One of the things that really stuck with me when I was in Yuma, and getting some of the growers to collaborate that we were looking for matching kind of in kind support for a grant. That we were applying for. And one grower told me something really stuck with me, he said, and you're aware of how the arrangement is with shipper companies contracting with growers to grow their products.
And the grower said, We've tried a lot of the soil health stuff, and we believe in it, he said. We know that, you know, three to five years down the road, we're going to get payback on what it on what we've expended on it. But, he said, the problem is, we can't get the shippers and I don't mean to throw them under the bus.

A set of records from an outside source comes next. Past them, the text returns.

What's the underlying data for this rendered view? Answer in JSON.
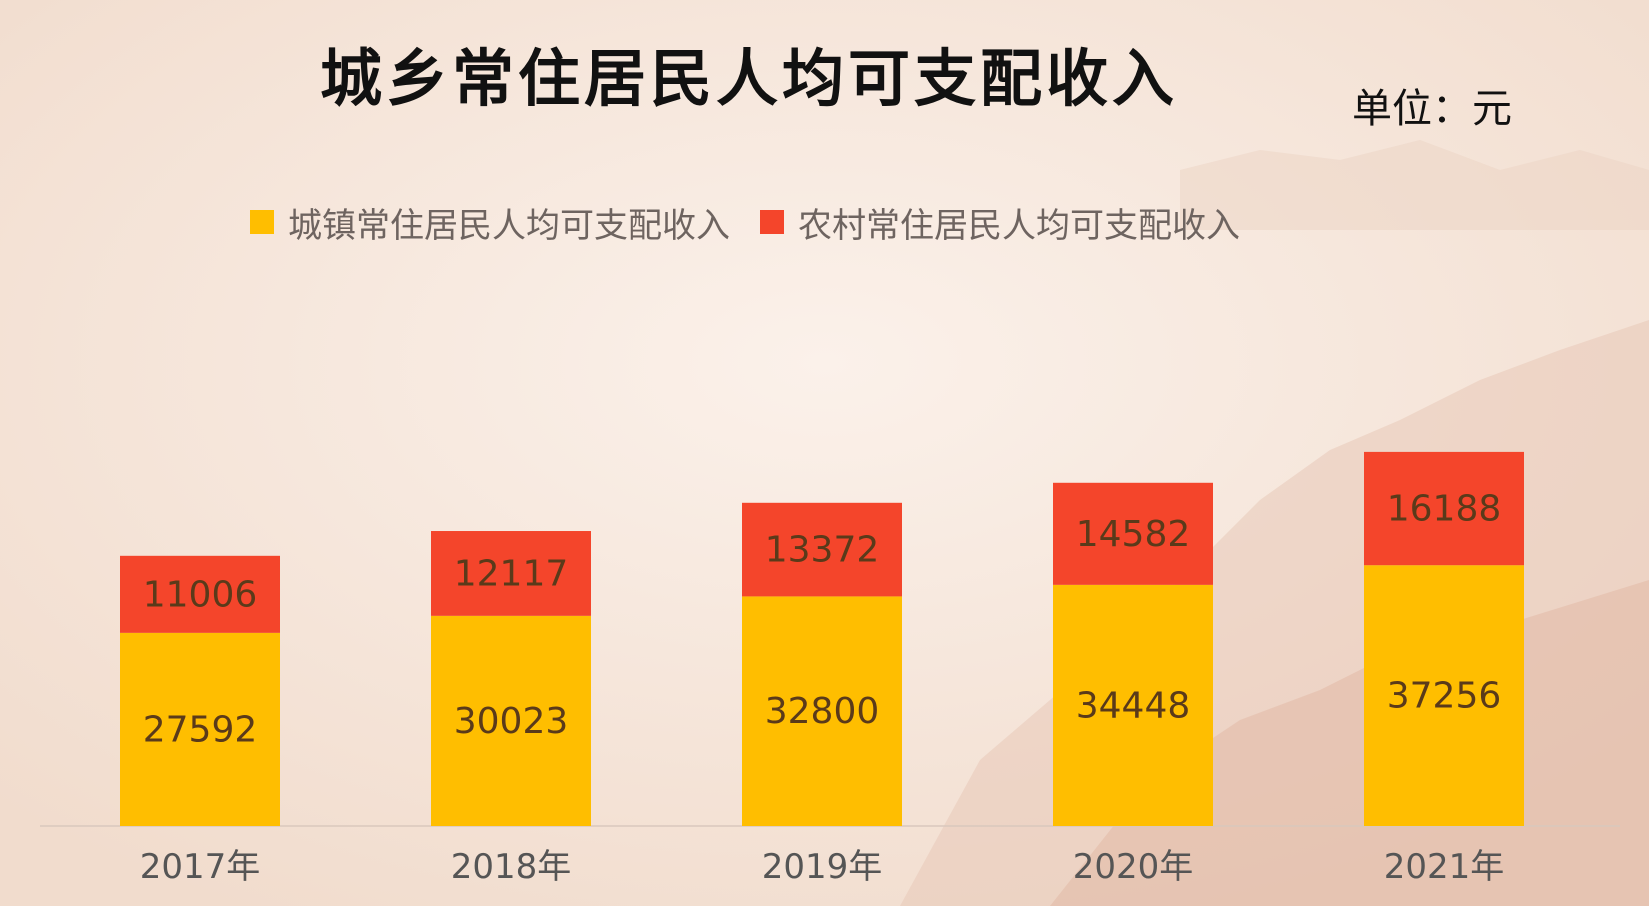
{
  "colors": {
    "urban": "#FFBE00",
    "rural": "#F4452B",
    "background": "#f6e8dd"
  },
  "chart_data": {
    "type": "bar",
    "stacked": true,
    "title": "城乡常住居民人均可支配收入",
    "unit": "单位：元",
    "categories": [
      "2017年",
      "2018年",
      "2019年",
      "2020年",
      "2021年"
    ],
    "series": [
      {
        "name": "城镇常住居民人均可支配收入",
        "values": [
          27592,
          30023,
          32800,
          34448,
          37256
        ]
      },
      {
        "name": "农村常住居民人均可支配收入",
        "values": [
          11006,
          12117,
          13372,
          14582,
          16188
        ]
      }
    ],
    "legend_position": "top",
    "grid": false,
    "ylim": [
      0,
      55000
    ]
  }
}
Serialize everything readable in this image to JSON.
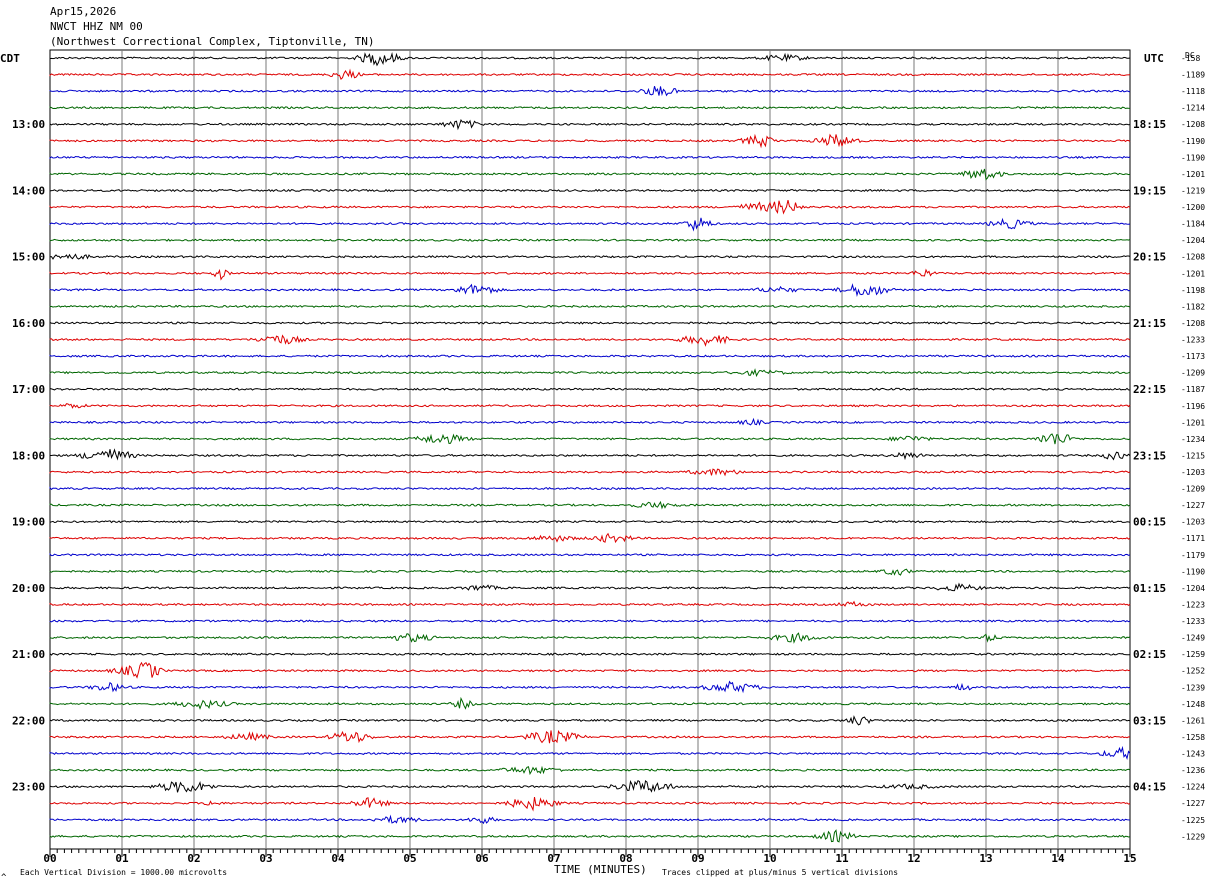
{
  "header": {
    "date": "Apr15,2026",
    "station": "NWCT HHZ NM 00",
    "location": "(Northwest Correctional Complex, Tiptonville, TN)"
  },
  "left_axis_label": "CDT",
  "right_axis_label": "UTC",
  "dc_label": "DC",
  "footer": {
    "scale_note": "Each Vertical Division = 1000.00 microvolts",
    "xaxis_title": "TIME (MINUTES)",
    "clip_note": "Traces clipped at plus/minus 5 vertical divisions",
    "corner_mark": "^"
  },
  "colors": {
    "cycle": [
      "#000000",
      "#dd0000",
      "#0000cc",
      "#006600"
    ],
    "grid": "#7a7a7a"
  },
  "chart_data": {
    "type": "helicorder",
    "x_ticks": [
      "00",
      "01",
      "02",
      "03",
      "04",
      "05",
      "06",
      "07",
      "08",
      "09",
      "10",
      "11",
      "12",
      "13",
      "14",
      "15"
    ],
    "xlim": [
      0,
      15
    ],
    "row_minutes": 15,
    "traces_per_hour": 4,
    "left_hour_labels": [
      "13:00",
      "14:00",
      "15:00",
      "16:00",
      "17:00",
      "18:00",
      "19:00",
      "20:00",
      "21:00",
      "22:00",
      "23:00"
    ],
    "right_hour_labels": [
      "18:15",
      "19:15",
      "20:15",
      "21:15",
      "22:15",
      "23:15",
      "00:15",
      "01:15",
      "02:15",
      "03:15",
      "04:15"
    ],
    "dc_offsets": [
      "-158",
      "-1189",
      "-1118",
      "-1214",
      "-1208",
      "-1190",
      "-1190",
      "-1201",
      "-1219",
      "-1200",
      "-1184",
      "-1204",
      "-1208",
      "-1201",
      "-1198",
      "-1182",
      "-1208",
      "-1233",
      "-1173",
      "-1209",
      "-1187",
      "-1196",
      "-1201",
      "-1234",
      "-1215",
      "-1203",
      "-1209",
      "-1227",
      "-1203",
      "-1171",
      "-1179",
      "-1190",
      "-1204",
      "-1223",
      "-1233",
      "-1249",
      "-1259",
      "-1252",
      "-1239",
      "-1248",
      "-1261",
      "-1258",
      "-1243",
      "-1236",
      "-1224",
      "-1227",
      "-1225",
      "-1229"
    ]
  }
}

But you know he’s got to do contracts with the shippers every year, and they have a pretty sharp pencil, you know. They know what it takes to produce. And they've got a lot of choices of different farmers and so, he said, we have trouble getting the extra $5 or $10 an acre that we need to do some of these soil health practices because we can't. We can't get it into our contracts for growing. And the other factor is a lot of the growers don't own the land they're on, they're leasing the land. And so if your benefits come 3 to 5 years down the road, and you might not even have that lease anymore.
It makes it hard to expend the money that you need to get there. So I think there's a lot of research still that needs to be done just to quantify and show what different things do. But once you do that, you have to figure out the economics of it. And how do you make that work?
You know that could be through water savings or enhanced productivity, or whatever. But you’ve got to figure that out.